What does a style guide include?
Most importantly, a guide should align with the vision, mission, and values of a company. Understand who the brand is apart from personal opinions or subjective feelings. The guide should be a visual and sometimes literal [textual] reference of the brand story and emotional rapport conveyed to its audience.
Organization of assets is also key. If you’re a designer, create a style guide maintaining layers in either Photoshop or Illustrator. Make sure to package any required fonts and save swatches as an importable library or swatch panel for easy access and sharing.
If you’re a coder, it is even better to create an HTML document with the assets coded for ease of copying styles.
Identify headlines (h1, h2, h3, h4, h5, h6), as many as are most used and necessary, their font sizes, weights, color, and any transformations (e.g. uppercase), letter-spacing, and margins. Include body copy, ordered and unordered lists, inline links, and blockquotes/captions.
Establish a set of recognizable primary, secondary, and any tertiary or accent colors. Also include neutrals and any examples that are helpful in understanding when to use (or when not to use) a particular color. One to two colors may also be used for calls to action or alerts.
Define when prominent colors may be used for headers and footers.
Buttons are often a call-to-action color. They sometimes include an icon and often involve hover and/or transition states.
Think about how images are displayed – are there rounded corners or frames?
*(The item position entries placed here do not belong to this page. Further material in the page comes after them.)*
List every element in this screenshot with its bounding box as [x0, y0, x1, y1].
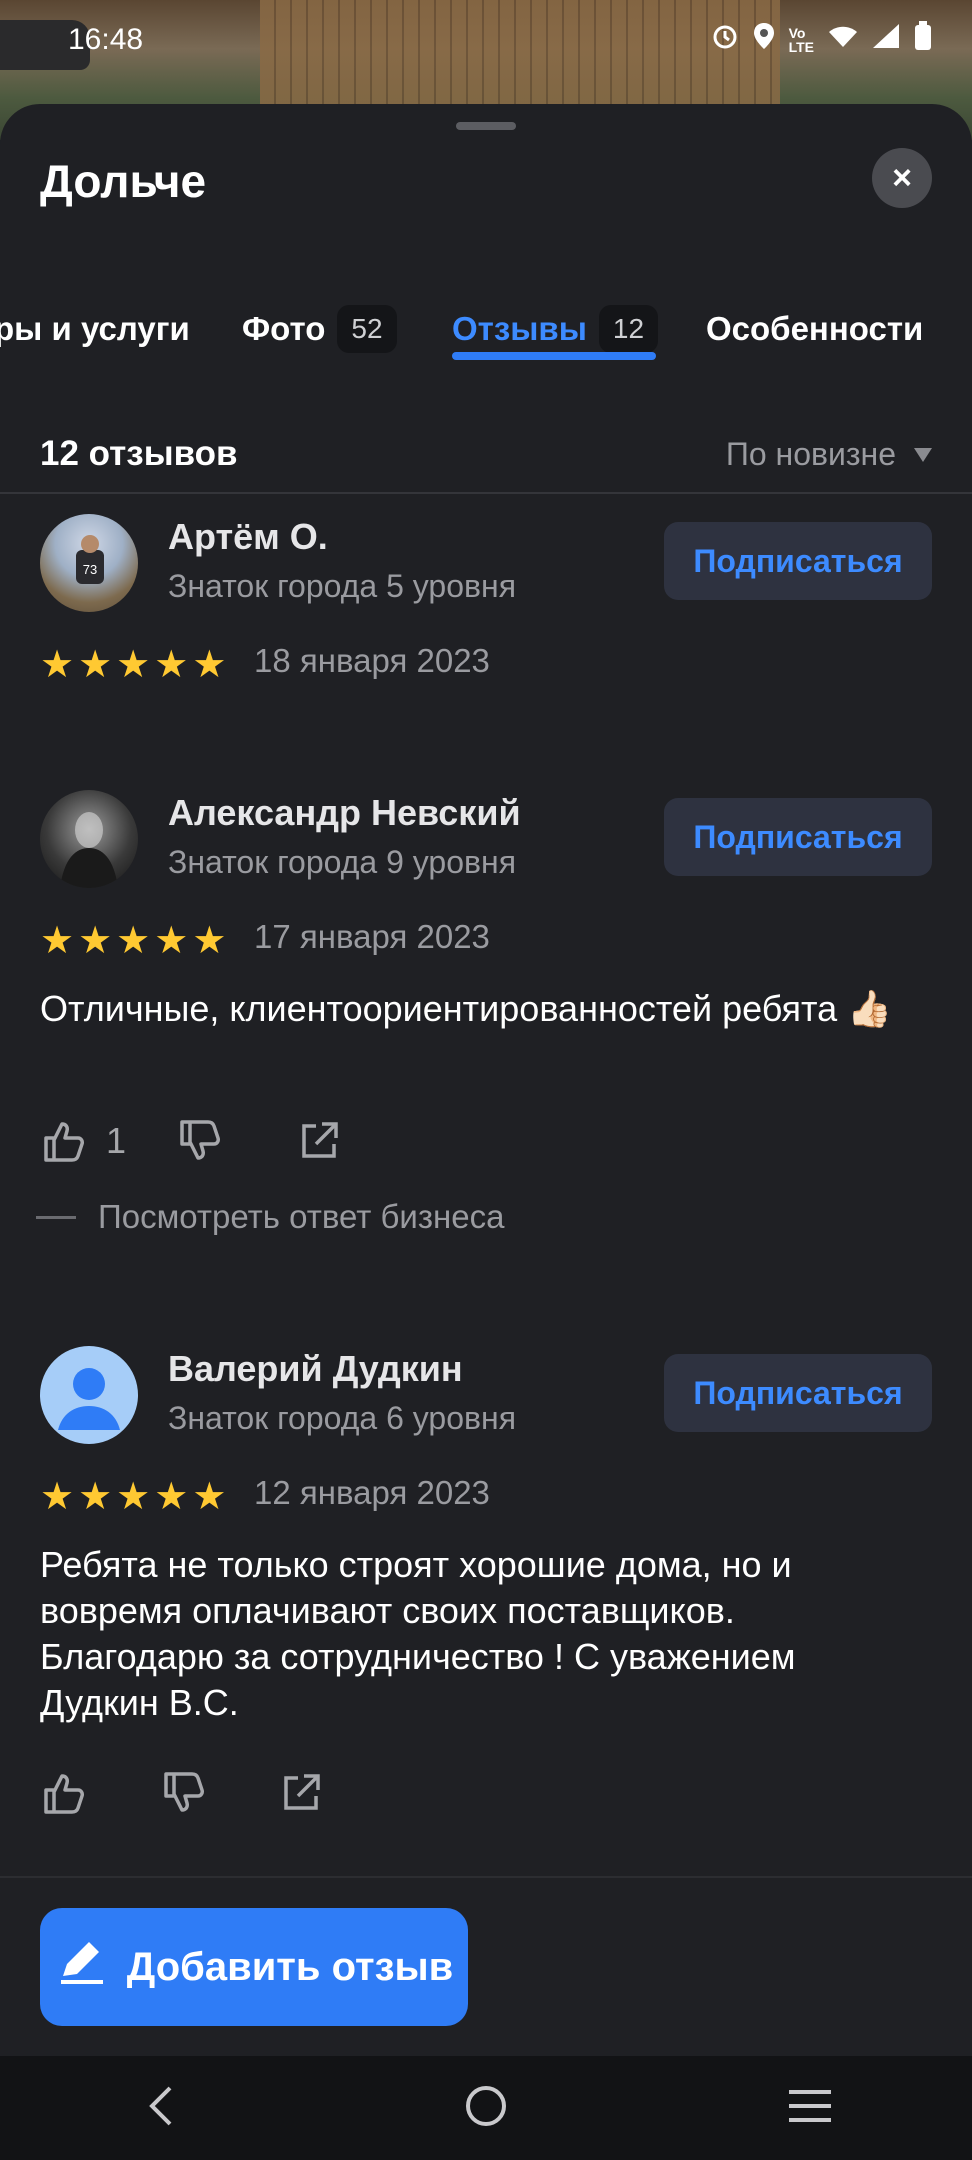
like-button[interactable] — [40, 1768, 90, 1818]
review-text: Ребята не только строят хорошие дома, но… — [40, 1544, 796, 1723]
dislike-button[interactable] — [176, 1116, 226, 1166]
share-icon — [278, 1770, 324, 1816]
reviews-count: 12 отзывов — [40, 434, 238, 473]
signal-icon — [872, 23, 900, 57]
rating-stars: ★ ★ ★ ★ ★ — [40, 646, 226, 684]
status-bar: 16:48 Vo LTE — [0, 0, 972, 80]
sort-dropdown[interactable]: По новизне — [726, 436, 932, 473]
avatar[interactable]: 73 — [40, 514, 138, 612]
like-icon — [40, 1768, 90, 1818]
star-icon: ★ — [154, 1476, 189, 1518]
tab-count: 52 — [337, 305, 397, 353]
star-icon: ★ — [116, 920, 151, 962]
review-text: Отличные, клиентоориентированностей ребя… — [40, 988, 892, 1029]
subscribe-button[interactable]: Подписаться — [664, 798, 932, 876]
dislike-icon — [160, 1768, 210, 1818]
star-icon: ★ — [40, 920, 75, 962]
tab-goods-services[interactable]: ры и услуги — [0, 284, 190, 374]
back-icon — [144, 2084, 180, 2133]
svg-text:73: 73 — [83, 562, 97, 577]
home-button[interactable] — [426, 2083, 546, 2134]
close-icon: × — [892, 158, 912, 197]
avatar[interactable] — [40, 1346, 138, 1444]
dash-icon — [36, 1215, 76, 1219]
place-card-sheet: Дольче × ры и услуги Фото 52 Отзывы 12 Осо… — [0, 104, 972, 2056]
star-icon: ★ — [116, 1476, 151, 1518]
reviewer-name[interactable]: Валерий Дудкин — [168, 1348, 463, 1390]
reviewer-name[interactable]: Артём О. — [168, 516, 328, 558]
tab-features[interactable]: Особенности — [706, 284, 923, 374]
star-icon: ★ — [78, 1476, 113, 1518]
system-navigation-bar — [0, 2056, 972, 2160]
home-icon — [463, 2083, 509, 2134]
tabs-bar: ры и услуги Фото 52 Отзывы 12 Особенности — [0, 284, 972, 374]
subscribe-button[interactable]: Подписаться — [664, 1354, 932, 1432]
share-button[interactable] — [296, 1118, 342, 1164]
like-button[interactable]: 1 — [40, 1116, 126, 1166]
page-title: Дольче — [40, 155, 207, 207]
review-actions — [40, 1768, 324, 1818]
recents-button[interactable] — [750, 2088, 870, 2129]
bottom-action-bar: Добавить отзыв — [0, 1876, 972, 2056]
star-icon: ★ — [154, 920, 189, 962]
star-icon: ★ — [78, 644, 113, 686]
back-button[interactable] — [102, 2084, 222, 2133]
location-icon — [753, 22, 775, 58]
add-review-button[interactable]: Добавить отзыв — [40, 1908, 468, 2026]
battery-icon — [914, 21, 932, 59]
sort-arrow-icon — [914, 447, 932, 462]
share-icon — [296, 1118, 342, 1164]
reviews-header: 12 отзывов По новизне — [0, 404, 972, 494]
close-button[interactable]: × — [872, 148, 932, 208]
like-icon — [40, 1116, 90, 1166]
tab-reviews[interactable]: Отзывы 12 — [452, 284, 659, 374]
reviewer-level: Знаток города 6 уровня — [168, 1400, 517, 1436]
star-icon: ★ — [192, 1476, 227, 1518]
alarm-icon — [711, 22, 739, 58]
review-date: 17 января 2023 — [254, 918, 490, 955]
review-actions: 1 — [40, 1116, 342, 1166]
dislike-button[interactable] — [160, 1768, 210, 1818]
drag-handle[interactable] — [456, 122, 516, 130]
view-business-answer[interactable]: Посмотреть ответ бизнеса — [36, 1198, 504, 1236]
status-time: 16:48 — [68, 23, 144, 56]
avatar[interactable] — [40, 790, 138, 888]
pencil-icon — [55, 1936, 107, 1998]
review-date: 18 января 2023 — [254, 642, 490, 679]
tab-count: 12 — [598, 305, 659, 353]
star-icon: ★ — [154, 644, 189, 686]
subscribe-button[interactable]: Подписаться — [664, 522, 932, 600]
star-icon: ★ — [40, 644, 75, 686]
review-date: 12 января 2023 — [254, 1474, 490, 1511]
dislike-icon — [176, 1116, 226, 1166]
star-icon: ★ — [40, 1476, 75, 1518]
reviewer-name[interactable]: Александр Невский — [168, 792, 521, 834]
reviewer-level: Знаток города 9 уровня — [168, 844, 517, 880]
tab-photo[interactable]: Фото 52 — [242, 284, 397, 374]
star-icon: ★ — [116, 644, 151, 686]
rating-stars: ★ ★ ★ ★ ★ — [40, 1478, 226, 1516]
active-tab-indicator — [452, 352, 656, 360]
reviewer-level: Знаток города 5 уровня — [168, 568, 517, 604]
volte-icon: Vo LTE — [788, 25, 814, 55]
rating-stars: ★ ★ ★ ★ ★ — [40, 922, 226, 960]
share-button[interactable] — [278, 1770, 324, 1816]
star-icon: ★ — [192, 920, 227, 962]
star-icon: ★ — [78, 920, 113, 962]
star-icon: ★ — [192, 644, 227, 686]
like-count: 1 — [106, 1120, 127, 1161]
wifi-icon — [828, 23, 858, 57]
recents-icon — [787, 2088, 833, 2129]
How does the tone speak to the brand? If you think of Instagram, there are various filters and levels of contrast and saturation. Does the brand use black and white photography? Desaturated? A particular hue or level of contrast?
Icons can give context to content and denote functionality on your site; there’s an array of icon styles (e.g. line, sketch, flat, 3D). Choose or create a set that’s appropriate for the industry and compliments typography and other design elements.
Form fields allow users to interact with and send data through a website. In your style guide, define backgrounds, borders, border radii, active, focus, and hover states when applicable, and styled messages (e.g. This field is required. Your email was sent successfully.)
Define padding, margins, and space between lines of text, images, buttons, and form elements. Include particular sections and layouts that show hierarchy, the flow of content, and positioning. Space may be visualized using grids and/or columns.
Thinking back to the brand identity, include textual content that carries the “voice” of content and clarifies the level of formality, the point of view, and the style of communication that gives personality to the brand. Here’s an example of MailChimp’s Voice & Tone and another guide to better understand how to define a brand voice.
Dos & Don’ts
Dos and don’ts, as you would find in a brand guide, can also be helpful in a web style guide to share appropriate and incorrect usage or element pairings.
If this list seems overwhelming, fear not – items 1-4 will give you a jumpstart at defining an effective style guide. There are all sorts of creative examples floating around the web if you want to spend more time on yours. The most important factors are that the guide reflects the brand, is usable for you and others, boosts your workflow, and brings confidence through a better understanding of the brand design.